The monitored species were classified into two flowering functional groups: early-spring flowering species (K. graminifolia and A. rivularis) that flowered before the beginning of June and mid-summer flowering species (A. obtusiloba, Pleurospermum camtschaticum, E. nutans and P. pratensis) that flowered between the beginning of June and July [30, 38]. As soon as each of the six focus species produces obvious flower buds or flowering stems (for grasses), five individuals of each species in each plot will be marked with color-coded tags (five individuals that lost tags during the study were replaced by similar-sized individuals).

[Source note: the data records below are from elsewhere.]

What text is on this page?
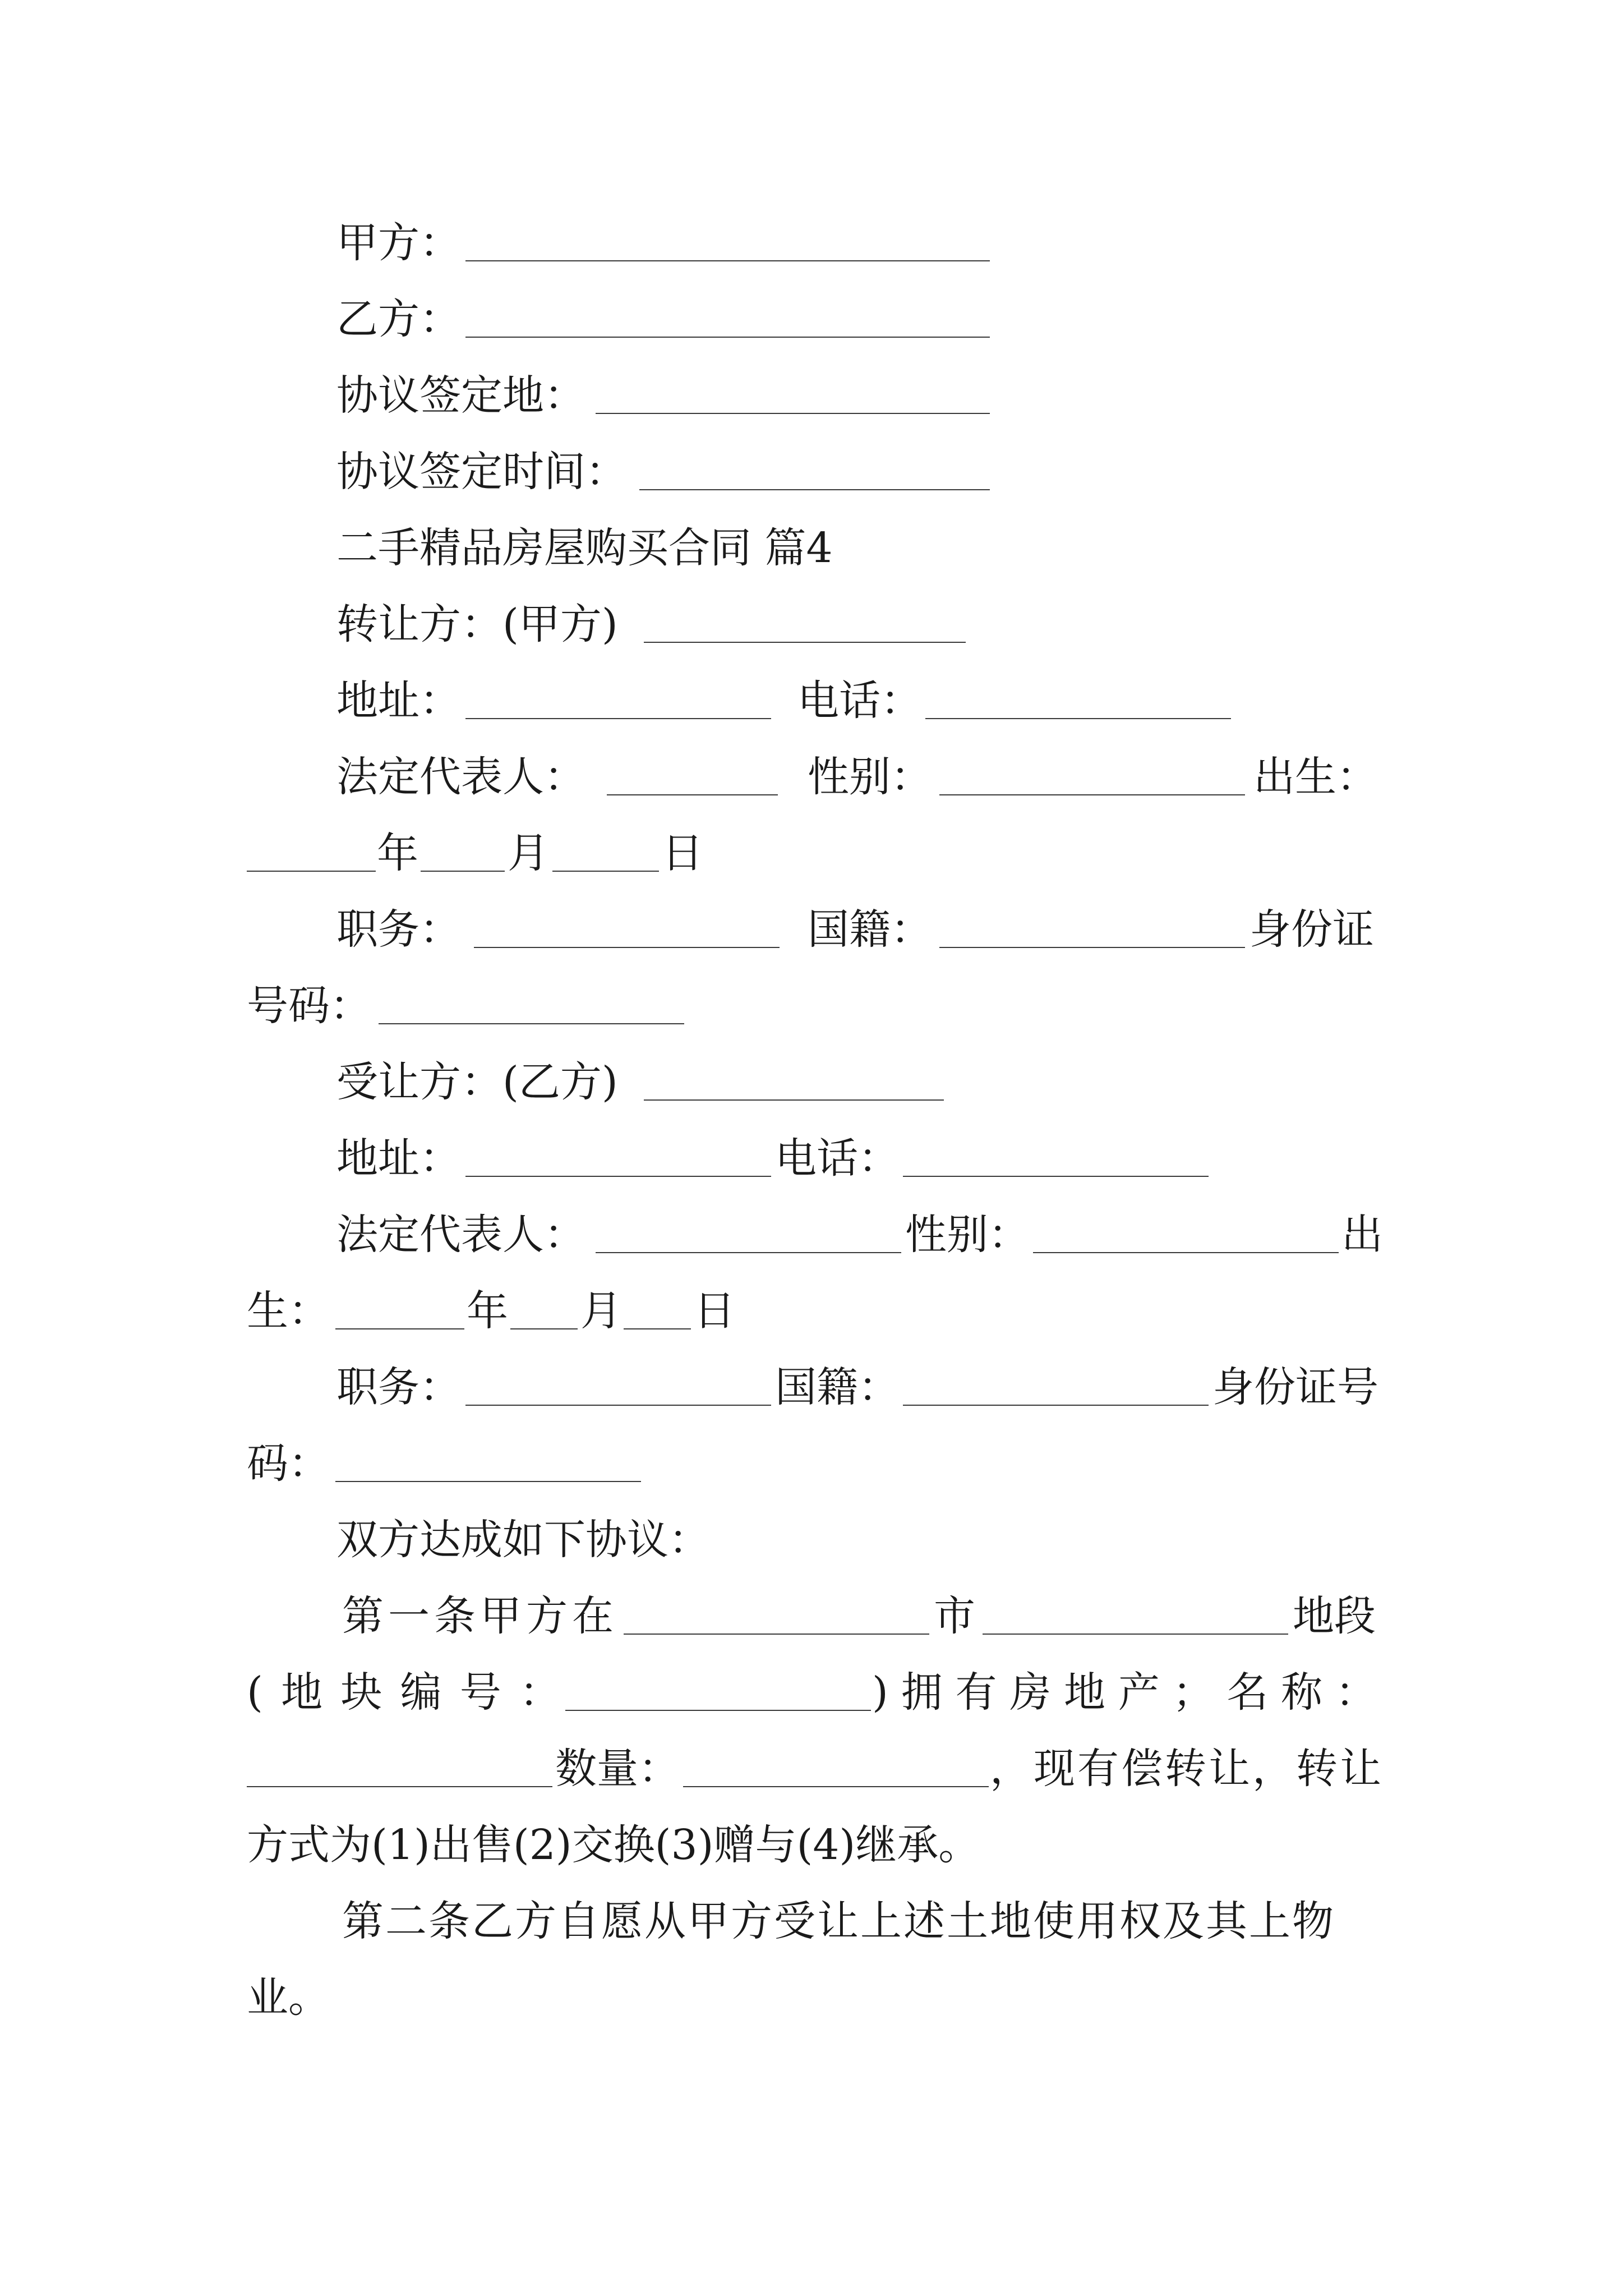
甲方：
乙方：
协议签定地：
协议签定时间：
二手精品房屋购买合同 篇4
转让方：(甲方)
地址：	电话：
法定代表人：	性别：	出生：
年 月	日
职务：	国籍：	身份证
号码：
受让方：(乙方)
地址：	电话：
法定代表人：	性别：	出
生：	年 月 日
职务：	国籍：	身份证号
码：
双方达成如下协议：
第一条甲方在	市	地段
( 地 块 编 号 ：	) 拥 有 房 地 产 ； 名 称 ：
数量：	，现有偿转让，转让
方式为(1)出售(2)交换(3)赠与(4)继承。
第二条乙方自愿从甲方受让上述土地使用权及其上物
业。
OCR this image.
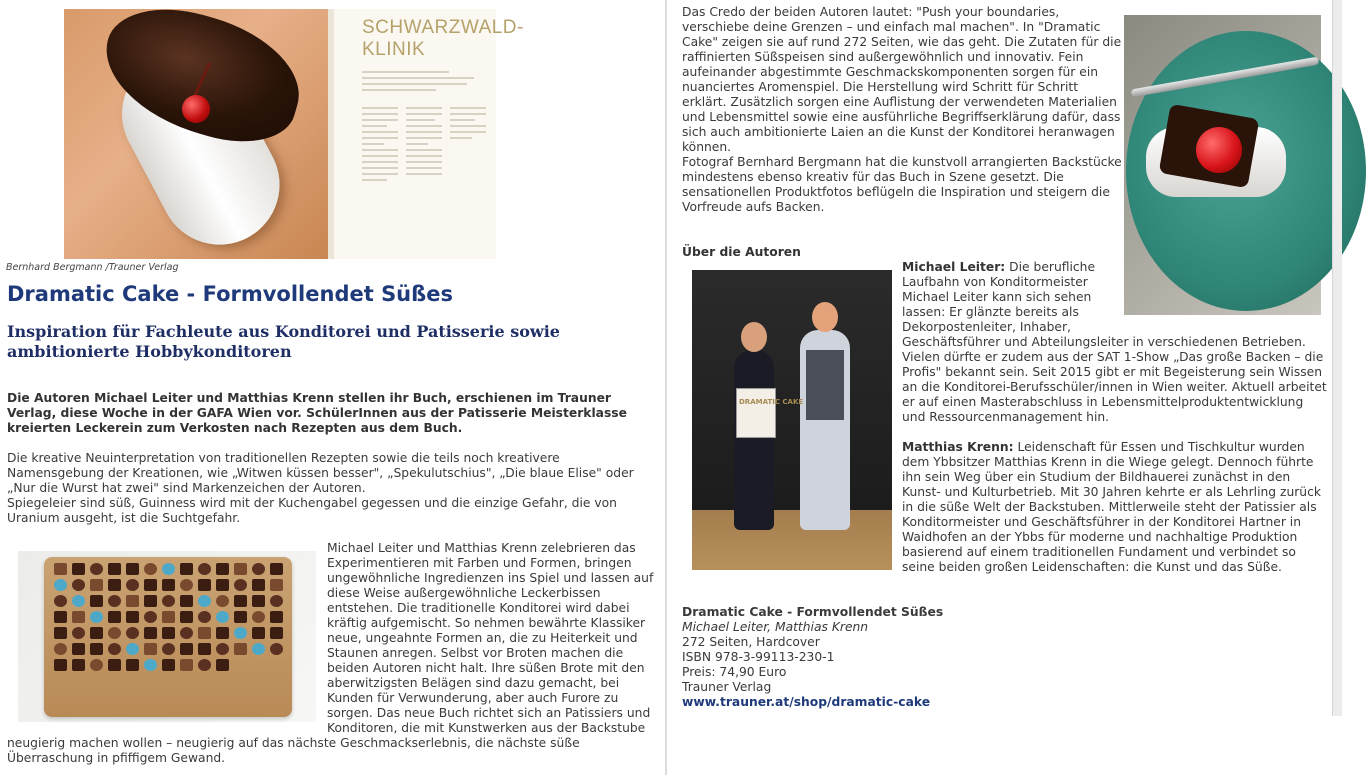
SCHWARZWALD-
KLINIK
Bernhard Bergmann /Trauner Verlag
Dramatic Cake - Formvollendet Süßes
Inspiration für Fachleute aus Konditorei und Patisserie sowie ambitionierte Hobbykonditoren
Die Autoren Michael Leiter und Matthias Krenn stellen ihr Buch, erschienen im Trauner Verlag, diese Woche in der GAFA Wien vor. SchülerInnen aus der Patisserie Meisterklasse kreierten Leckerein zum Verkosten nach Rezepten aus dem Buch.
Die kreative Neuinterpretation von traditionellen Rezepten sowie die teils noch kreativere Namensgebung der Kreationen, wie „Witwen küssen besser", „Spekulutschius", „Die blaue Elise" oder „Nur die Wurst hat zwei" sind Markenzeichen der Autoren.
Spiegeleier sind süß, Guinness wird mit der Kuchengabel gegessen und die einzige Gefahr, die von Uranium ausgeht, ist die Suchtgefahr.
Michael Leiter und Matthias Krenn zelebrieren das Experimentieren mit Farben und Formen, bringen ungewöhnliche Ingredienzen ins Spiel und lassen auf diese Weise außergewöhnliche Leckerbissen entstehen. Die traditionelle Konditorei wird dabei kräftig aufgemischt. So nehmen bewährte Klassiker neue, ungeahnte Formen an, die zu Heiterkeit und Staunen anregen. Selbst vor Broten machen die beiden Autoren nicht halt. Ihre süßen Brote mit den aberwitzigsten Belägen sind dazu gemacht, bei Kunden für Verwunderung, aber auch Furore zu sorgen. Das neue Buch richtet sich an Patissiers und Konditoren, die mit Kunstwerken aus der Backstube
neugierig machen wollen – neugierig auf das nächste Geschmackserlebnis, die nächste süße Überraschung in pfiffigem Gewand.
Das Credo der beiden Autoren lautet: "Push your boundaries, verschiebe deine Grenzen – und einfach mal machen". In "Dramatic Cake" zeigen sie auf rund 272 Seiten, wie das geht. Die Zutaten für die raffinierten Süßspeisen sind außergewöhnlich und innovativ. Fein aufeinander abgestimmte Geschmackskomponenten sorgen für ein nuanciertes Aromenspiel. Die Herstellung wird Schritt für Schritt erklärt. Zusätzlich sorgen eine Auflistung der verwendeten Materialien und Lebensmittel sowie eine ausführliche Begriffserklärung dafür, dass sich auch ambitionierte Laien an die Kunst der Konditorei heranwagen können.
Fotograf Bernhard Bergmann hat die kunstvoll arrangierten Backstücke mindestens ebenso kreativ für das Buch in Szene gesetzt. Die sensationellen Produktfotos beflügeln die Inspiration und steigern die Vorfreude aufs Backen.
Über die Autoren
DRAMATIC CAKE
Michael Leiter: Die berufliche Laufbahn von Konditormeister Michael Leiter kann sich sehen lassen: Er glänzte bereits als Dekorpostenleiter, Inhaber,
Geschäftsführer und Abteilungsleiter in verschiedenen Betrieben. Vielen dürfte er zudem aus der SAT 1-Show „Das große Backen – die Profis" bekannt sein. Seit 2015 gibt er mit Begeisterung sein Wissen an die Konditorei-Berufsschüler/innen in Wien weiter. Aktuell arbeitet er auf einen Masterabschluss in Lebensmittelproduktentwicklung und Ressourcenmanagement hin.
Matthias Krenn: Leidenschaft für Essen und Tischkultur wurden dem Ybbsitzer Matthias Krenn in die Wiege gelegt. Dennoch führte ihn sein Weg über ein Studium der Bildhauerei zunächst in den Kunst- und Kulturbetrieb. Mit 30 Jahren kehrte er als Lehrling zurück in die süße Welt der Backstuben. Mittlerweile steht der Patissier als Konditormeister und Geschäftsführer in der Konditorei Hartner in Waidhofen an der Ybbs für moderne und nachhaltige Produktion basierend auf einem traditionellen Fundament und verbindet so seine beiden großen Leidenschaften: die Kunst und das Süße.
Dramatic Cake - Formvollendet Süßes
Michael Leiter, Matthias Krenn
272 Seiten, Hardcover
ISBN 978-3-99113-230-1
Preis: 74,90 Euro
Trauner Verlag
www.trauner.at/shop/dramatic-cake
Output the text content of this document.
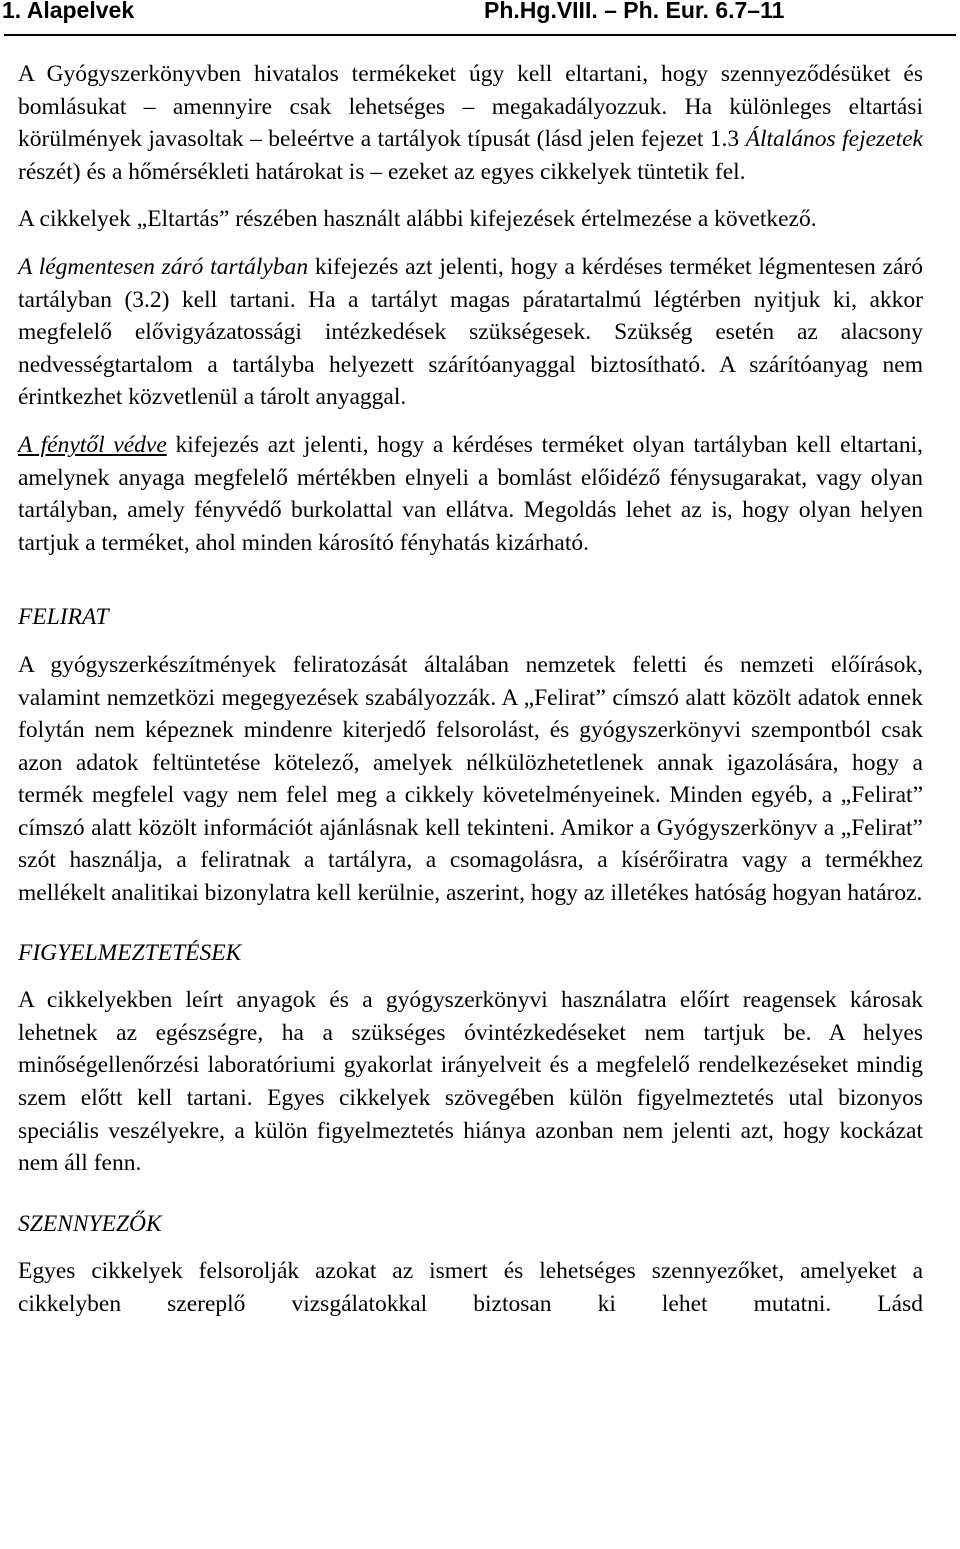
1. Alapelvek	Ph.Hg.VIII. – Ph. Eur. 6.7–11

A Gyógyszerkönyvben hivatalos termékeket úgy kell eltartani, hogy szennyeződésüket és bomlásukat – amennyire csak lehetséges – megakadályozzuk. Ha különleges eltartási körülmények javasoltak – beleértve a tartályok típusát (lásd jelen fejezet 1.3 Általános fejezetek részét) és a hőmérsékleti határokat is – ezeket az egyes cikkelyek tüntetik fel.

A cikkelyek „Eltartás” részében használt alábbi kifejezések értelmezése a következő.

A légmentesen záró tartályban kifejezés azt jelenti, hogy a kérdéses terméket légmentesen záró tartályban (3.2) kell tartani. Ha a tartályt magas páratartalmú légtérben nyitjuk ki, akkor megfelelő elővigyázatossági intézkedések szükségesek. Szükség esetén az alacsony nedvességtartalom a tartályba helyezett szárítóanyaggal biztosítható. A szárítóanyag nem érintkezhet közvetlenül a tárolt anyaggal.

A fénytől védve kifejezés azt jelenti, hogy a kérdéses terméket olyan tartályban kell eltartani, amelynek anyaga megfelelő mértékben elnyeli a bomlást előidéző fénysugarakat, vagy olyan tartályban, amely fényvédő burkolattal van ellátva. Megoldás lehet az is, hogy olyan helyen tartjuk a terméket, ahol minden károsító fényhatás kizárható.

FELIRAT

A gyógyszerkészítmények feliratozását általában nemzetek feletti és nemzeti előírások, valamint nemzetközi megegyezések szabályozzák. A „Felirat” címszó alatt közölt adatok ennek folytán nem képeznek mindenre kiterjedő felsorolást, és gyógyszerkönyvi szempontból csak azon adatok feltüntetése kötelező, amelyek nélkülözhetetlenek annak igazolására, hogy a termék megfelel vagy nem felel meg a cikkely követelményeinek. Minden egyéb, a „Felirat” címszó alatt közölt információt ajánlásnak kell tekinteni. Amikor a Gyógyszerkönyv a „Felirat” szót használja, a feliratnak a tartályra, a csomagolásra, a kísérőiratra vagy a termékhez mellékelt analitikai bizonylatra kell kerülnie, aszerint, hogy az illetékes hatóság hogyan határoz.

FIGYELMEZTETÉSEK

A cikkelyekben leírt anyagok és a gyógyszerkönyvi használatra előírt reagensek károsak lehetnek az egészségre, ha a szükséges óvintézkedéseket nem tartjuk be. A helyes minőségellenőrzési laboratóriumi gyakorlat irányelveit és a megfelelő rendelkezéseket mindig szem előtt kell tartani. Egyes cikkelyek szövegében külön figyelmeztetés utal bizonyos speciális veszélyekre, a külön figyelmeztetés hiánya azonban nem jelenti azt, hogy kockázat nem áll fenn.

SZENNYEZŐK

Egyes cikkelyek felsorolják azokat az ismert és lehetséges szennyezőket, amelyeket a cikkelyben szereplő vizsgálatokkal biztosan ki lehet mutatni. Lásd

The marked individuals were monitored during the growing season at intervals of 5-7 days [4, 57]. We recorded the first flower budding day (hereafter referred to as “FFBD”); the first flowering day (hereafter referred to as “FFD”); and the first fruit setting day (hereafter referred to as “FFSD”). The phenological duration was calculated as the number of days between the onset and conclusion of each phenological event [23, 47].
2.5 Reproductive output and success
At each phenological census through the growing season, we also counted the total number of open flowers and fruits on all marked individuals of each species. For grasses, we recorded the number of racemes or inflorescences [58]. Individual, graminoid species, were defined as genets of visibly integrated ramets [57], and where possible rhizomatous species were partially exposed to determine genet size [59]. For clarity, we hereafter use ‘flower’ and ‘fruit’ for all species. With these variables, reproductive output was estimated as the number of flowers and fruits produced by each marked individual, and reproductive success was estimated as the proportion of flowers on each plant that successfully produced fruits/seeds [7, 43]. Notably, P. pratensis is a typical single-inflorescence plant, only 0 and 1 were obtained according to the reproductive success calculation method in this study. Thus, only five of the six focus species were counted for reproductive output and success. All reproductive phenological events and reproductive indicators were averaged for the five individuals of each species within each plot for further analysis [57, 60].